Columns

Column: Final chapter on Robert Waterhouse?

If things go as planned Wednesday night, this is the last column I will ever write about Robert Waterhouse.

I say that mostly for those readers who believe The Suffolk Times has devoted too much ink over the years to the two-time convicted murderer from Greenport, and also because his life story is scheduled to come to a conclusive end at 6 p.m. Wednesday, when a representative of the State of Florida is scheduled to inject a lethal cocktail into his veins until he stops breathing.

As this is written earlier in the week, there still exists the remote possibility that the execution at the Florida State Prison in Raiford will be halted by the U.S. Supreme Court, but don’t count on it. Robert Waterhouse has danced with his own death since 1980, when he was convicted of murder for the second time and, in one sense, he’ll be getting his own wish, albeit 27 years late.

And that’s because when I interviewed Mr. Waterhouse on Florida’s death row in 1985 he had this to say: “If they overturn the [death] sentence, I’m not really crazy about that. I’d just as soon go out like I’m sitting here now; in other words, let them execute me. If they force 25 years to life on me, I’d be 58 years old before I saw the parole board, and still owe New York life parole. No way.

I’d just as soon get it over with.”

He continued: “If they did force [a life sentence] on me, and then threw me out in the general [prison] population, just give me a couple of days. I’ll be at the fence and they’ll have to kill me.”

(Food for thought: 65-year-old Robert Waterhouse has been on death row for nearly 32 years — at a cost to Florida taxpayers in excess of $3 million, not including the state’s legal expenses. Also, as widely reported in Florida earlier this month, he will have lingered on death row longer than any of the previous 276 people executed by the state; and just 18 of the 395 people currently on death row have been there longer.)

I had hoped to interview Mr. Waterhouse again earlier this month, but he canceled at the last minute, and now I know why, as detailed in his letter of Feb. 4. It was because he was mad about the column I wrote on Jan. 19, which said, among other things, that imagining myself in the place of the father of the 29-year-old woman he was convicted of murdering in Florida in 1980, I could see myself “embracing the Biblical concept of an eye for an eye.”

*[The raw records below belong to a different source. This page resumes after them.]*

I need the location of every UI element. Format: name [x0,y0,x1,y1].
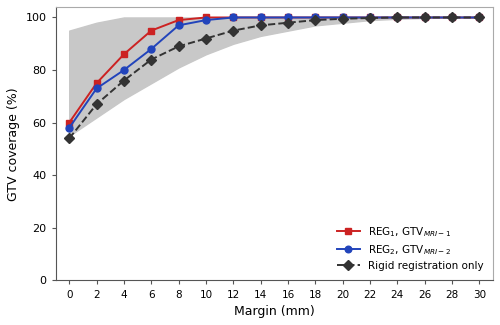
Rigid registration only [340,17,345,21]
REG$_1$, GTV$_{MRI-1}$ [394,16,400,20]
REG$_2$, GTV$_{MRI-2}$ [148,47,154,51]
REG$_2$, GTV$_{MRI-2}$ [203,18,209,22]
Legend: REG$_1$, GTV$_{MRI-1}$, REG$_2$, GTV$_{MRI-2}$, Rigid registration only: REG$_1$, GTV$_{MRI-1}$, REG$_2$, GTV$_{M… [332,221,488,275]
Rigid registration only [394,16,400,20]
Rigid registration only [94,102,100,106]
Rigid registration only [176,45,182,48]
REG$_1$, GTV$_{MRI-1}$ [449,16,455,20]
REG$_1$, GTV$_{MRI-1}$ [203,16,209,20]
Y-axis label: GTV coverage (%): GTV coverage (%) [7,87,20,201]
REG$_1$, GTV$_{MRI-1}$ [176,18,182,22]
REG$_2$, GTV$_{MRI-2}$ [312,16,318,20]
REG$_1$, GTV$_{MRI-1}$ [312,16,318,20]
REG$_1$, GTV$_{MRI-1}$ [230,16,236,20]
REG$_2$, GTV$_{MRI-2}$ [449,16,455,20]
Rigid registration only [312,18,318,22]
REG$_1$, GTV$_{MRI-1}$ [258,16,264,20]
REG$_2$, GTV$_{MRI-2}$ [94,86,100,90]
REG$_2$, GTV$_{MRI-2}$ [176,23,182,27]
Rigid registration only [258,23,264,27]
REG$_2$, GTV$_{MRI-2}$ [367,16,373,20]
Rigid registration only [449,16,455,20]
REG$_2$, GTV$_{MRI-2}$ [230,16,236,20]
REG$_1$, GTV$_{MRI-1}$ [476,16,482,20]
Rigid registration only [230,29,236,32]
REG$_2$, GTV$_{MRI-2}$ [285,16,291,20]
REG$_1$, GTV$_{MRI-1}$ [66,121,72,124]
Rigid registration only [66,136,72,140]
REG$_2$, GTV$_{MRI-2}$ [340,16,345,20]
REG$_1$, GTV$_{MRI-1}$ [94,81,100,85]
REG$_2$, GTV$_{MRI-2}$ [394,16,400,20]
Line: REG$_2$, GTV$_{MRI-2}$: REG$_2$, GTV$_{MRI-2}$ [66,14,483,131]
REG$_1$, GTV$_{MRI-1}$ [367,16,373,20]
Rigid registration only [422,16,428,20]
REG$_2$, GTV$_{MRI-2}$ [258,16,264,20]
Rigid registration only [476,16,482,20]
Rigid registration only [203,36,209,40]
Line: Rigid registration only: Rigid registration only [66,14,483,142]
REG$_2$, GTV$_{MRI-2}$ [422,16,428,20]
Line: REG$_1$, GTV$_{MRI-1}$: REG$_1$, GTV$_{MRI-1}$ [66,14,483,126]
REG$_2$, GTV$_{MRI-2}$ [121,68,127,72]
Rigid registration only [285,21,291,25]
X-axis label: Margin (mm): Margin (mm) [234,305,314,318]
Rigid registration only [367,16,373,20]
REG$_1$, GTV$_{MRI-1}$ [285,16,291,20]
Rigid registration only [121,79,127,83]
REG$_1$, GTV$_{MRI-1}$ [340,16,345,20]
REG$_1$, GTV$_{MRI-1}$ [148,29,154,32]
Rigid registration only [148,58,154,61]
REG$_1$, GTV$_{MRI-1}$ [422,16,428,20]
REG$_1$, GTV$_{MRI-1}$ [121,52,127,56]
REG$_2$, GTV$_{MRI-2}$ [476,16,482,20]
REG$_2$, GTV$_{MRI-2}$ [66,126,72,130]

And that wasn’t his only problem with the column. He also cited a factual error — wherein I referenced a retrial that was, in fact, a resentencing — and he complained about my quoting from his Jan. 10 letter to me about witnessing the execution, as follows:

“Nothing very exciting about watching someone go to sleep, but whatever. Now if they were still using the electric chair you might get a real show … I would surely think the hometown paper should get an automatic seat [at the execution], of course.”

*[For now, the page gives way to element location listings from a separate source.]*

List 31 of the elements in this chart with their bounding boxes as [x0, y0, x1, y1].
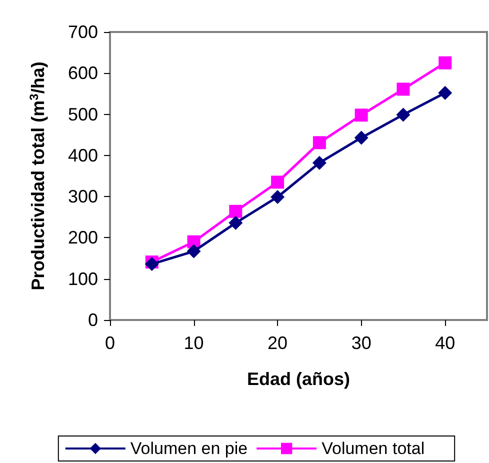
y-tick-label: 100: [68, 268, 98, 289]
y-tick-label: 0: [88, 310, 98, 330]
x-tick-label: 20: [268, 333, 288, 353]
legend-label: Volumen total: [322, 439, 425, 458]
point: [312, 156, 326, 170]
point: [354, 130, 368, 145]
x-tick-label: 40: [435, 333, 456, 353]
point: [229, 204, 242, 218]
y-tick-label: 600: [68, 63, 98, 84]
y-tick-label: 500: [68, 104, 98, 124]
x-tick-label: 30: [351, 333, 372, 353]
point: [144, 257, 159, 272]
x-axis-title: Edad (años): [246, 369, 350, 389]
point: [228, 216, 243, 230]
point: [438, 86, 452, 100]
y-axis-title: Productividad total (m3/ha): [27, 62, 48, 290]
y-tick-label: 400: [68, 145, 98, 166]
point: [186, 244, 201, 258]
legend-label: Volumen en pie: [130, 439, 248, 458]
point: [438, 56, 452, 70]
point: [396, 82, 410, 96]
x-tick-label: 0: [104, 333, 116, 353]
point: [270, 190, 285, 204]
point: [271, 176, 284, 189]
y-tick-label: 700: [68, 22, 98, 42]
y-tick-label: 300: [68, 186, 98, 207]
point: [396, 108, 410, 122]
y-tick-label: 200: [68, 228, 98, 248]
x-tick-label: 10: [184, 333, 204, 353]
point: [354, 108, 368, 122]
point: [312, 136, 326, 150]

There is no “automatic seat,” but I have applied for and received approval to attend the execution as a “media witness.”

And this is why I will attend:

When Robert Waterhouse murdered 77-year-old Greenport resident Ella Mae Carter in 1966, it was news. When he was convicted of that murder, it was news. When he was paroled in 1975, it was news. When he murdered again in Florida, it was news. When he was convicted and sentenced to death, it was news. And when he’s put to death Wednesday night, it will be news. First and foremost, The Suffolk Times is a newspaper, and we cover the news — even when it ultimately leads to a windowless room in north central Florida.

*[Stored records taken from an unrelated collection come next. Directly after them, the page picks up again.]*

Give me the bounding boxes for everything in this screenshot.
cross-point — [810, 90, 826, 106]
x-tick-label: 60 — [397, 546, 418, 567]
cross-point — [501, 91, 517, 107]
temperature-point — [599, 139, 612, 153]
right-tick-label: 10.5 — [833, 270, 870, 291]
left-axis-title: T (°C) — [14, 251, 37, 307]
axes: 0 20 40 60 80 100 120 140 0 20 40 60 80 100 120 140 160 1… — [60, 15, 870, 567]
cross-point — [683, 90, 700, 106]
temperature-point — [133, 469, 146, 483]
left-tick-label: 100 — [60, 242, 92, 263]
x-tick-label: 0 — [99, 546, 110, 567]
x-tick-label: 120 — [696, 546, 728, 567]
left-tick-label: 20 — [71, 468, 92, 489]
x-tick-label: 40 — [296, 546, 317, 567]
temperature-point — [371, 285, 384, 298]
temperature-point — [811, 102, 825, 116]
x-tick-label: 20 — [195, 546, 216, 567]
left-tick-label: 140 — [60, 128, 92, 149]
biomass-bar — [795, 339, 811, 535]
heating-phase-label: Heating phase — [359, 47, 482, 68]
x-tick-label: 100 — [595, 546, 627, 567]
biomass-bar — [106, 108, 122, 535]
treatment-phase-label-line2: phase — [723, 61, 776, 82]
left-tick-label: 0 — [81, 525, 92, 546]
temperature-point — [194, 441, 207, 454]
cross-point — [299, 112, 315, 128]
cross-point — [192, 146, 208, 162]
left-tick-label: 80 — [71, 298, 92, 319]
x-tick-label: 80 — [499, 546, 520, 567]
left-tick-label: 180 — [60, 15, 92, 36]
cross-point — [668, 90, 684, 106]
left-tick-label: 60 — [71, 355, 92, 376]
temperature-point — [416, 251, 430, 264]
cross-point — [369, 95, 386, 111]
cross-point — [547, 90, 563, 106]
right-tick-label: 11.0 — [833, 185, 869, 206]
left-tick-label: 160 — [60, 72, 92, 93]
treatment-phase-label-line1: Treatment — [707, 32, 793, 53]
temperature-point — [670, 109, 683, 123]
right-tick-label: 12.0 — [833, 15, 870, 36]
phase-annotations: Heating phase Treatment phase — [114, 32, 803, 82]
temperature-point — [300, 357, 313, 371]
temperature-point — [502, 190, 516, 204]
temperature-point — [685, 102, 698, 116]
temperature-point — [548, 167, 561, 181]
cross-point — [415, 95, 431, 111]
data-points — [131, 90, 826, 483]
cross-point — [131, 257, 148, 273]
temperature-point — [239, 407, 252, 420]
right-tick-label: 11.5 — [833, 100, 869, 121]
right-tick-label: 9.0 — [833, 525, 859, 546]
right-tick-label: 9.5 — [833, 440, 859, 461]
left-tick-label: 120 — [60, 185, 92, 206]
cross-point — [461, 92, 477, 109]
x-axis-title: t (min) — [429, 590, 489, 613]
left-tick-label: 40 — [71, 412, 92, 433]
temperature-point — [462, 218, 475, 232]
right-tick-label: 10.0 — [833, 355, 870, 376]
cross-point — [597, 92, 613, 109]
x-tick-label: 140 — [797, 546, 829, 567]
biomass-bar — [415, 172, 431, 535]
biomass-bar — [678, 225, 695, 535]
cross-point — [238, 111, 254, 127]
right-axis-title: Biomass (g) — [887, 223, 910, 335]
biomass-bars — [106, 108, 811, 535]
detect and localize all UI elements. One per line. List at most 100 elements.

And there’s something else. When I met him for the first and only time in 1985, Mr. Waterhouse, for whatever reason, asked me, as a representative of his hometown newspaper, to witness his execution, which was scheduled to take place within weeks of the interview. I remember hesitating for a moment, then saying I would attend. On Wednesday night, 27 years later, I plan to keep my word.

This, too, from Robert Waterhouse’s last letter to  me: “I’m sorry, but I don’t have the time to answer the lengthy list of questions you sent to me. Now that I’m down to two weeks, the process requires more of my time. So in the time I have to myself I intend to write my wife, listen to some music and watch a little TV.”